Agualusa: Acredito que estão dando algum contributo, ocupando os espaços vazios. Mas sinto muito a falta de críticas mais consistentes, desses pensadores da literatura, que tinham espaço nos jornais para desenvolverem as suas ideias, e nos ajudavam a ler. Gosta de ler algumas publicações francesas e inglesas, onde ainda se pratica o velho modelo da crítica literária.
VS: Antes de se tornar escritor, você também estudou Agronomia em Portugal. Os conhecimentos agrários, de certa forma, o auxiliam na construção de suas narrativas?
Agualusa: Não. Nada. Ou me auxiliam tanto quanto o meu interesse por outras áreas do conhecimento humano, como a física quântica. Esses anos a estudar agronomia e silvicultura foram uma completa perda de tempo. Aproveitei muito mais fazendo fotografia ou namorando.
VS: O senhor comenta em entrevistas que a realidade política pós-colonial de Angola é uma de suas inspirações. Inclusive, um dos personagens do livro As mulheres do meu pai, é inspirado no cantor e compositor Pedrito do Bié. Angola é, de certa forma, o cenário dos seus livros?
Agualusa: Não, não é. O que eu disse é que existe nesse livro um personagem secundário, no caso, uma menina, que é inspirado no Pedrito do Bié, um músico angolano que se tornou famoso porque parecia uma criança, quando já era um homem adulto. A maioria dos meus romances decorre em Angola. Mas nem todos. Escrevi um romance sobre Goa, na Índia, e um outro cuja ação decorre sobretudo no Rio de Janeiro. O meu último romance, “Os Vivos e os Outros”, decorre na Ilha de Moçambique, uma pequena cidade histórica situada no norte de Moçambique, onde vivo parte do ano.
VS: Como um personagem se constrói em sua jornada de escrever uma obra?
Agualusa: Não tenho espaço aqui para responder a essa pergunta. O que aprendi ao longo dos anos, escrevendo, é que não podemos forçar um personagem a cumprir um determinado roteiro. Ele escolhe o seu próprio caminho.
VS: “Não existe identidade sem memória”, o senhor diz ao comentar sobre as imagens do rei dos Bamum no Museu Etnológico de Berlim. Angola e Brasil são dois países que ainda se recuperam de períodos coloniais traumáticos. Em alguma medida, compartilhamos também essa ausência de identidade?
Agualusa: Angola e Brasil cresceram juntos até aos finais do século XIX. Só depois se separaram. Então, são países que partilham uma mesma origem. O processo colonial tenta apagar memórias. Não significa que consiga. O mais provável, como aconteceu tanto em Angola quanto no Brasil, é o surgimento de culturas que agregam elementos coloniais e autóctones.

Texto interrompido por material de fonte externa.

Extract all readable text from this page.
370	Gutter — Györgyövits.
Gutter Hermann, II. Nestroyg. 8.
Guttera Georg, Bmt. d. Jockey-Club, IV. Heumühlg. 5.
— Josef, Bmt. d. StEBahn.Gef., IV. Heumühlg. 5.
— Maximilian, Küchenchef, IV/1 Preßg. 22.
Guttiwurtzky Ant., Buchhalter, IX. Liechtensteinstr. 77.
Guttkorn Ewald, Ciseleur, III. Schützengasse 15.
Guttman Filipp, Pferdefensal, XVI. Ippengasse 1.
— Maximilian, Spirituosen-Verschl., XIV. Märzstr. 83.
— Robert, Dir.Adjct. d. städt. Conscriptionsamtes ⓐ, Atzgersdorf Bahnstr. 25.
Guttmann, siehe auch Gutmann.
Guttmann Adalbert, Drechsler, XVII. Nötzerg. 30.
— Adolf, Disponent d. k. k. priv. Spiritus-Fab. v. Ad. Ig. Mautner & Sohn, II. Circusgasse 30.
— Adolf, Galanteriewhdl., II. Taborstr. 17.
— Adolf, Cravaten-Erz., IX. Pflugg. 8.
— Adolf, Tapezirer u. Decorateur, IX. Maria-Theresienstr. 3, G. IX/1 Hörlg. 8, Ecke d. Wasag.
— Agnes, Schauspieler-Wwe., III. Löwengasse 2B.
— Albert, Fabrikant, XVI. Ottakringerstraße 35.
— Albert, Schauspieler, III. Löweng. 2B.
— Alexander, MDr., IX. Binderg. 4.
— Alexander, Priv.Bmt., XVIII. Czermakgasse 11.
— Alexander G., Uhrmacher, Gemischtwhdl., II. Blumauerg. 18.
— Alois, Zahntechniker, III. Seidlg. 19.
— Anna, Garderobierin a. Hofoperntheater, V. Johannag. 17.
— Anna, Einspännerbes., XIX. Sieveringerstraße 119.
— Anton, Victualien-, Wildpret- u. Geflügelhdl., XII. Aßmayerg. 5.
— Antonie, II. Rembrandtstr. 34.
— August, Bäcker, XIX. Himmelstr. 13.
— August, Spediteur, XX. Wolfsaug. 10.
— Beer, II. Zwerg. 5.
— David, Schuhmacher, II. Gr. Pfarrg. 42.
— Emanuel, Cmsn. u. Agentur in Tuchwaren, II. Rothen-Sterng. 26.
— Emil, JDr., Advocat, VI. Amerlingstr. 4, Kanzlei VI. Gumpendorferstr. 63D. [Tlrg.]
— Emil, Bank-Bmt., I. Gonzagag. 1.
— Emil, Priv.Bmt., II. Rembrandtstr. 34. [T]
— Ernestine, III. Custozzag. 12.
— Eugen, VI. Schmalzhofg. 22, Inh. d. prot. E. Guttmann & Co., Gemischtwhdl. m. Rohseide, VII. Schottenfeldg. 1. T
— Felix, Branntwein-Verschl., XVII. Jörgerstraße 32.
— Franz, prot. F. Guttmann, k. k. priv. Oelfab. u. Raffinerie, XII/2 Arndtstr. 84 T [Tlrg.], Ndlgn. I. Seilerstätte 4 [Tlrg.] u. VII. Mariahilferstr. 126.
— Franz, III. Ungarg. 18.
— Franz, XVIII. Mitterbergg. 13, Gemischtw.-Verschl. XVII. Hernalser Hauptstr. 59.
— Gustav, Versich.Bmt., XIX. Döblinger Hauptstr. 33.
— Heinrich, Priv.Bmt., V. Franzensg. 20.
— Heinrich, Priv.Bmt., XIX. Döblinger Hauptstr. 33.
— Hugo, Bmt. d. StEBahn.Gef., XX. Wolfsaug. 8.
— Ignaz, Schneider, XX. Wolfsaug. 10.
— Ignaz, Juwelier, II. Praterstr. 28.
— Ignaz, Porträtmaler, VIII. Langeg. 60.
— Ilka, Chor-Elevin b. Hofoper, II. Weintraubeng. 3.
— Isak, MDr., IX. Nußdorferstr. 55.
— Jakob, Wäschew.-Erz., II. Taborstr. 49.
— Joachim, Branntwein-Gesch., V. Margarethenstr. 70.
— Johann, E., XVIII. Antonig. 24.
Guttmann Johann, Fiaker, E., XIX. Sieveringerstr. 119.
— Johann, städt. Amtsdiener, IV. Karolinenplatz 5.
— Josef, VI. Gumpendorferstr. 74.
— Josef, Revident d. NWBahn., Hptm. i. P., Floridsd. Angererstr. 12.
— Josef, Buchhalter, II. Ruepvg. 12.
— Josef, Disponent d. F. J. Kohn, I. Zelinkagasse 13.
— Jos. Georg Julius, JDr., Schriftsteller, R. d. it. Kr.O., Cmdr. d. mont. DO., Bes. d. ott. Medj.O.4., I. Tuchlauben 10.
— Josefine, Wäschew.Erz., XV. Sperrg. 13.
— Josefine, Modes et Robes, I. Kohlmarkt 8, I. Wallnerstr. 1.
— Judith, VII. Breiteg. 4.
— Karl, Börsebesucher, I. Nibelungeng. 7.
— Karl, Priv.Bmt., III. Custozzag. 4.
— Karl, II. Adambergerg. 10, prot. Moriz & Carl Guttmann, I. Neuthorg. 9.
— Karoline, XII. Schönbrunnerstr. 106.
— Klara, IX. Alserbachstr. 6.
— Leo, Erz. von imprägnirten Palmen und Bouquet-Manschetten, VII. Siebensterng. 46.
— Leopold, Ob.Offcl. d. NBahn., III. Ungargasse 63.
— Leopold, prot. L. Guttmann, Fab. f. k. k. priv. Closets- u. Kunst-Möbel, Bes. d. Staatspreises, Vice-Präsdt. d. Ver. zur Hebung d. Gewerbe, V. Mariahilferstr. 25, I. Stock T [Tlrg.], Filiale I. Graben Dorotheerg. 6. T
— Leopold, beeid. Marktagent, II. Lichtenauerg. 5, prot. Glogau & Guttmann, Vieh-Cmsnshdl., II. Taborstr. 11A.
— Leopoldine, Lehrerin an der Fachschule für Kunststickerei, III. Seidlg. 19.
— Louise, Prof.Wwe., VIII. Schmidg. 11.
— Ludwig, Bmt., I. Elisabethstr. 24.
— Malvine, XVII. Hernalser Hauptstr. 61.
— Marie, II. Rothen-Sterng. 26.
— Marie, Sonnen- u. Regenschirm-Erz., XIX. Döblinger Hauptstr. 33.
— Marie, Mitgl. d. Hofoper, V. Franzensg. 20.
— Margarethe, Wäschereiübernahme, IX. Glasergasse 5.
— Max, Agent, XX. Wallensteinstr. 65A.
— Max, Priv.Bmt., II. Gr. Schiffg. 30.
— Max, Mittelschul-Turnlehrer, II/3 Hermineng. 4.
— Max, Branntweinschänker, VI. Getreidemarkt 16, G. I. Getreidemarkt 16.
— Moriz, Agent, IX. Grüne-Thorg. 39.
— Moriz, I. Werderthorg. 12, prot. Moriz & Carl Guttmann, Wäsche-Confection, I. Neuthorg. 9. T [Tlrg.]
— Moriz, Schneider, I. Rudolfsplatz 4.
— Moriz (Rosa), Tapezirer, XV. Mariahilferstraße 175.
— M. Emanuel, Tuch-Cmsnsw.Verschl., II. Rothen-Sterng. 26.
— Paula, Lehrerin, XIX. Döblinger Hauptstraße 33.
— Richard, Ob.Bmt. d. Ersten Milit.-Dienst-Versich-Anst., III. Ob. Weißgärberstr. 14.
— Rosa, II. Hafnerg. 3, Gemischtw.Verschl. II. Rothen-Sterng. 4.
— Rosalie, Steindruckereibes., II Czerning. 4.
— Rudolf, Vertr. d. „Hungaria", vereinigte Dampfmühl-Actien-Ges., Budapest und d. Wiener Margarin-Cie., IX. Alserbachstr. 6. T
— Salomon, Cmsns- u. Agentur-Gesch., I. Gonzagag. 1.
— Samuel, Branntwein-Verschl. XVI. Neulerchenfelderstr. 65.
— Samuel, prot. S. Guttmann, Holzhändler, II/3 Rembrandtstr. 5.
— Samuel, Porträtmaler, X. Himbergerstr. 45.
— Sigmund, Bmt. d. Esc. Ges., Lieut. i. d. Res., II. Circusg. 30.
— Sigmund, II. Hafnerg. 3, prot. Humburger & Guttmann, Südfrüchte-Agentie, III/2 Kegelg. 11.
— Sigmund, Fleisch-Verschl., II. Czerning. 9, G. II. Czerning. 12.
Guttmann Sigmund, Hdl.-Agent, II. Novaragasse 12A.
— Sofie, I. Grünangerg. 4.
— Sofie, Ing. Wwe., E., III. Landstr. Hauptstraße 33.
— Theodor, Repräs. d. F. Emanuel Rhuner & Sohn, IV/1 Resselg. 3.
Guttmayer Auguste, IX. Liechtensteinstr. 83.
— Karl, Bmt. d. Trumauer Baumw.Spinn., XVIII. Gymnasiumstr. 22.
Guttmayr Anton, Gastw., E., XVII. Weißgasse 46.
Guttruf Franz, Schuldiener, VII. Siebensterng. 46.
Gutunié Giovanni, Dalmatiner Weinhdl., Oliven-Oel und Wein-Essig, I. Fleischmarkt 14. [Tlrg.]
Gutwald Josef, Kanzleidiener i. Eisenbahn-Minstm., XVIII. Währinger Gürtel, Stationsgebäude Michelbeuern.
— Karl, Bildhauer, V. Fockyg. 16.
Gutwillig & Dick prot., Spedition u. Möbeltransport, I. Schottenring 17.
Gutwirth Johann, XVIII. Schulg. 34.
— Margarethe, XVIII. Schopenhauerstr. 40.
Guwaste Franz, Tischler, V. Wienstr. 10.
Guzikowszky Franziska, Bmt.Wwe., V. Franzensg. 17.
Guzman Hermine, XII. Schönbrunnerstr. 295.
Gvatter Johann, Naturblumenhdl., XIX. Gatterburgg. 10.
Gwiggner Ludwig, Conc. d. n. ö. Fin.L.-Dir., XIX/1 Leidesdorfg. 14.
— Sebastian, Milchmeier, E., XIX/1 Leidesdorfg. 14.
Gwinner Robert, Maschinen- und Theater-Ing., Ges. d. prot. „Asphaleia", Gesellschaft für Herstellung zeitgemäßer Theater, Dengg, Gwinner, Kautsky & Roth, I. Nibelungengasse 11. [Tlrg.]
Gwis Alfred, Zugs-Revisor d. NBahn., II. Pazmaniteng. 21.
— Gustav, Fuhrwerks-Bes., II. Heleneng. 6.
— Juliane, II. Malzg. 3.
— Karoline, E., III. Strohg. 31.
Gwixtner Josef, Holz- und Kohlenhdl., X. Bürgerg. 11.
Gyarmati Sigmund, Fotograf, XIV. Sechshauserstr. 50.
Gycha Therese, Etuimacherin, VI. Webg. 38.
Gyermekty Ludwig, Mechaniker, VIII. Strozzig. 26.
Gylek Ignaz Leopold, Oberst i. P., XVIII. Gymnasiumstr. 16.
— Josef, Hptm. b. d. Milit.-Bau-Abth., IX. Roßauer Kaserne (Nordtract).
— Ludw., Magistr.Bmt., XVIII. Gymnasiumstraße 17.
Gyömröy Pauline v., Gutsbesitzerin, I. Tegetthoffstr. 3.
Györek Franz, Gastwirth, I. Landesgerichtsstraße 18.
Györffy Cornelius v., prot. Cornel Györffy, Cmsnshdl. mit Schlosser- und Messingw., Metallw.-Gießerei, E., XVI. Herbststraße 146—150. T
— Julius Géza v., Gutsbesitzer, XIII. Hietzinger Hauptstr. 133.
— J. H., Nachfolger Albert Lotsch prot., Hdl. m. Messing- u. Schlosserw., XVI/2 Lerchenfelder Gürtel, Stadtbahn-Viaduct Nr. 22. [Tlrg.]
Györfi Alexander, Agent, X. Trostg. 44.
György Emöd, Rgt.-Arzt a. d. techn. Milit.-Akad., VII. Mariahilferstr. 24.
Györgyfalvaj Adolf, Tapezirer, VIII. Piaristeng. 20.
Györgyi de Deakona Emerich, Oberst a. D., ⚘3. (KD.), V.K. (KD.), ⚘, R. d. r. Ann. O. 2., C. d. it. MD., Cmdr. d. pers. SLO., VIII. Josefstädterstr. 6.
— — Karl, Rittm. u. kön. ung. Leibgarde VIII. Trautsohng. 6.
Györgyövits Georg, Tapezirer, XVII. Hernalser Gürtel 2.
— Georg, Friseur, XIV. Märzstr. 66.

VS: Uma das barreiras da literatura em língua portuguesa no mundo é o próprio idioma, embora os esforços de tradução tentem suprir essa questão. Hoje, você avalia que os escritores e as obras em português ganharam mais espaço na literatura mundial?
Agualusa: O idioma nunca foi barreira nenhuma. Para isso, existem os tradutores. O que os nossos países deveriam fazer — Portugal até faz isso, mas não o Brasil nem Angola —, seria desenvolverem políticas sérias de apoio à tradução.
VS: O senhor comenta que é um “escritor de ficção movido à poesia”. Que poetas ou obras costumam lhe inspirar ou marcaram momentos de sua vida?
Agualusa: Um sem número de poetas: Senghor, Pessoa, Ferreira Gullar, Sophia, Ruy Duarte, Ana Paula Tavares, Nicolás Guillén, e tantos outros.
VS: Que escritores brasileiros você aprecia?
Agualusa: Clarice, João Ubaldo, Rubem Fonseca, Machado, Jorge Amado, Adriana Lisboa, Patrícia Melo, Marçal Aquino, Ricardo Aleixo, Ferreira Gullar, e tantos, tantos outros.